Le 3 octobre, après plus de cinquante ans de controverse, le Royaume-Uni a conclu un « traité historique » avec l’île Maurice concernant la souveraineté de l’archipel des Chagos dans l’océan Indien, ce qui lui permet de maintenir sa base militaire partagée avec les États-Unis sur l’île principale de Diego Garcia.
Le président américain, Joe Biden, a aussitôt acclamé l’accord, qui a été négocié pendant deux ans suite à une résolution urgente des Nations Unies. Selon lui, cette base – stratégiquement placée entre l’Europe, l’Inde et la Chine – joue un « rôle crucial » dans la sécurité nationale, régionale et mondiale. Il a exprimé son enthousiasme quant au fait que cet accord assure le « bon fonctionnement de la base pour le prochain siècle ».
Dans une déclaration commune des gouvernements britannique et mauricien, Londres a reconnu la souveraineté de Maurice sur les îles Chagos. Toutefois, pendant une « période initiale de 99 ans », le Royaume-Uni sera « habilité à exercer des droits souverains » sur Diego Garcia, afin de garantir « la continuation de l’exploitation de la base ». Le ministre mauricien des affaires étrangères, Maneesh Gobin, a exprimé son plaisir lors du X : « Le 3 octobre 2024. Une journée mémorable. Un jour pour célébrer la souveraineté totale de la République de Maurice sur tout son territoire ».
L’archipel des Chagos, un ensemble d’environ cinquante îles idylliques isolées au cœur de l’océan Indien, est au centre d’une querelle territoriale qui dure depuis près de six décennies. Depuis 1965, cet archipel est administré par Londres, qui a établi une base militaire conjointe avec les États-Unis sur l’île principale, Diego Garcia. Maurice, ayant acquis son indépendance en 1968, réclame la propriété des Chagos et demande l’inclusion de l’archipel dans ses territoires. Les pourparlers sur la souveraineté de l’archipel ont commencé fin 2022 avec le gouvernement conservateur alors en place au Royaume-Uni.
« C’est un point crucial dans nos relations et une démonstration de notre engagement constant en faveur de la résolution pacifique des conflits et de l’État de droit », ont souligné le Royaume-Uni et Maurice dans leur déclaration commune. La réalisation de cet accord est encore subordonnée à la finalisation d’un traité, a spécifié Londres.

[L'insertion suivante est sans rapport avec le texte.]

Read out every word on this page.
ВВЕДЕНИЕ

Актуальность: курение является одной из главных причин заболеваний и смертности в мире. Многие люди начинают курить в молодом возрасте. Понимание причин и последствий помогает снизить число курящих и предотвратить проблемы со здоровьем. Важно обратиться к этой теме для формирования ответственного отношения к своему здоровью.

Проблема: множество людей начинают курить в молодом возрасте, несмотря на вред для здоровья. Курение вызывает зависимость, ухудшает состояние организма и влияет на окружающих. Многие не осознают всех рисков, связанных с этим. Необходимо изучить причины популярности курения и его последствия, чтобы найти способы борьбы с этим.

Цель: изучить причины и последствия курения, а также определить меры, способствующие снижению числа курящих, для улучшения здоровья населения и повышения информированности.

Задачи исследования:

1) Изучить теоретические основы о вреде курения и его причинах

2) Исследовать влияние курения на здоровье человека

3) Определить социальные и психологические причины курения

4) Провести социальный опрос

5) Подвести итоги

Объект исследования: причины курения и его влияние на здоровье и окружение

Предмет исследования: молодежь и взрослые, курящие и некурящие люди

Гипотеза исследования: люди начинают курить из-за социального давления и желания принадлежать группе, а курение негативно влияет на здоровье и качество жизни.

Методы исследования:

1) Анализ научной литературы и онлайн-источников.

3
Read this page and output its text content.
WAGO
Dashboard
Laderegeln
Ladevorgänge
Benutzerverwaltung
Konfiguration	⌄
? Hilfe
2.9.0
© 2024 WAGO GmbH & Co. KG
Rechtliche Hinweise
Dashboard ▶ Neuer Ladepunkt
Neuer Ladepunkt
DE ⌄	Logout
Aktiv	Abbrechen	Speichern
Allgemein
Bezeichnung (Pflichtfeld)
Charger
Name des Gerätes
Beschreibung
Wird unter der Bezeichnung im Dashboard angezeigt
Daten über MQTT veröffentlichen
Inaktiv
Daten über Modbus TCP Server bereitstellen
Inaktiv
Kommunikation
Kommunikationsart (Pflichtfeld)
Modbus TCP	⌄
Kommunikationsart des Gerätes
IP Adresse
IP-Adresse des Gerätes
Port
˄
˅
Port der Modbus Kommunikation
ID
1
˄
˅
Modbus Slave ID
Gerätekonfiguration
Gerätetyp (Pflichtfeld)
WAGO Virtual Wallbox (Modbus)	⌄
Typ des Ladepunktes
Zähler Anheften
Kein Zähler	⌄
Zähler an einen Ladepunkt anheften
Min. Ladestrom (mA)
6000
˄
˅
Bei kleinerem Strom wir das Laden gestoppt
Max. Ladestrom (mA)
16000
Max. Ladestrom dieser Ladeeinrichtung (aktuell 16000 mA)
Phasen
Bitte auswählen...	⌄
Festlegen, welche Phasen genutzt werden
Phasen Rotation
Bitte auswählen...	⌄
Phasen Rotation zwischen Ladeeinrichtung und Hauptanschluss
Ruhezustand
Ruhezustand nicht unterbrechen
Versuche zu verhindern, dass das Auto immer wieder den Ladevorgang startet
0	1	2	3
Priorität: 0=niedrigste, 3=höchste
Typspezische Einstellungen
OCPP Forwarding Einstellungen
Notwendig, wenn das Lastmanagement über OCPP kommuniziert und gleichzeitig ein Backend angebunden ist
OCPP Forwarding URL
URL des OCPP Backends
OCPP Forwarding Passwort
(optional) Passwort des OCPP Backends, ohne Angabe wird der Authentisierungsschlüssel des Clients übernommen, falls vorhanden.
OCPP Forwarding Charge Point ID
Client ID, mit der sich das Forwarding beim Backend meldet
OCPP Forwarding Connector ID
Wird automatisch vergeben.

« Ce gouvernement a hérité d’une situation où le fonctionnement sûr et durable de la base militaire de Diego Garcia était menacé, avec une souveraineté contestée et des défis juridiques en cours », a souligné le ministre des Affaires étrangères britannique, David Lammy. « L’accord d’aujourd’hui assure l’avenir de cette base militaire vitale », s’est réjoui le responsable travailliste, qui est arrivé au gouvernement en juillet avec l’élection du premier ministre, Keir Starmer.
L’accord récent a été fortement censuré par l’opposition conservatrice, avec James Cleverly, l’ex-chef de la diplomatie britannique et candidat potentiel pour la direction du parti tory, qualifiant l’accord de « faible ». Robert Jenrick, un autre prétendant, a purement et simplement dépeint cet accord comme une « capitulation » de la part de l’Angleterre. Au cours de l’année 2019, l’Assemblée générale des Nations Unies avait prescrit que le Royaume-Uni cède l’archipel des Chagos à l’île Maurice sous six mois.
La résolution stipulait que la Grande-Bretagne devait reconnaître que l’archipel des Chagos est une composante fondamentale du territoire mauricien et qu’elle se devait de soutenir la décolonisation de Maurice le plus tôt possible, tout en prenant soin d’éviter de faire obstacle à cette procédure. Cette décision a été prise suite à un jugement similaire rendu par la Cour internationale de justice plus tôt cette année-là.
Près de deux mille citoyens Chagossiens ont été déportés vers Maurice et les Seychelles pour donner place à la base militaire britannique. Les natifs mauriciens des Chagos dénoncent une « occupation illégale » par le Royaume-Uni. En 2023, l’organisation Human Rights Watch a publié un rapport qui accuse le Royaume-Uni et les États-Unis de crimes contre l’humanité pour avoir déplacé des populations autochtones sur l’archipel disputé. Londres a fermement rejeté ces accusations.
En 2016, le Royaume-Uni avait étendu un contrat existant jusqu’en 2036 pour l’utilisation de cette base militaire en accord avec les États-Unis. Cette base a joué un rôle crucial lors de la guerre froide, puis pendant les conflits en Irak et en Afghanistan au début du 21ème siècle.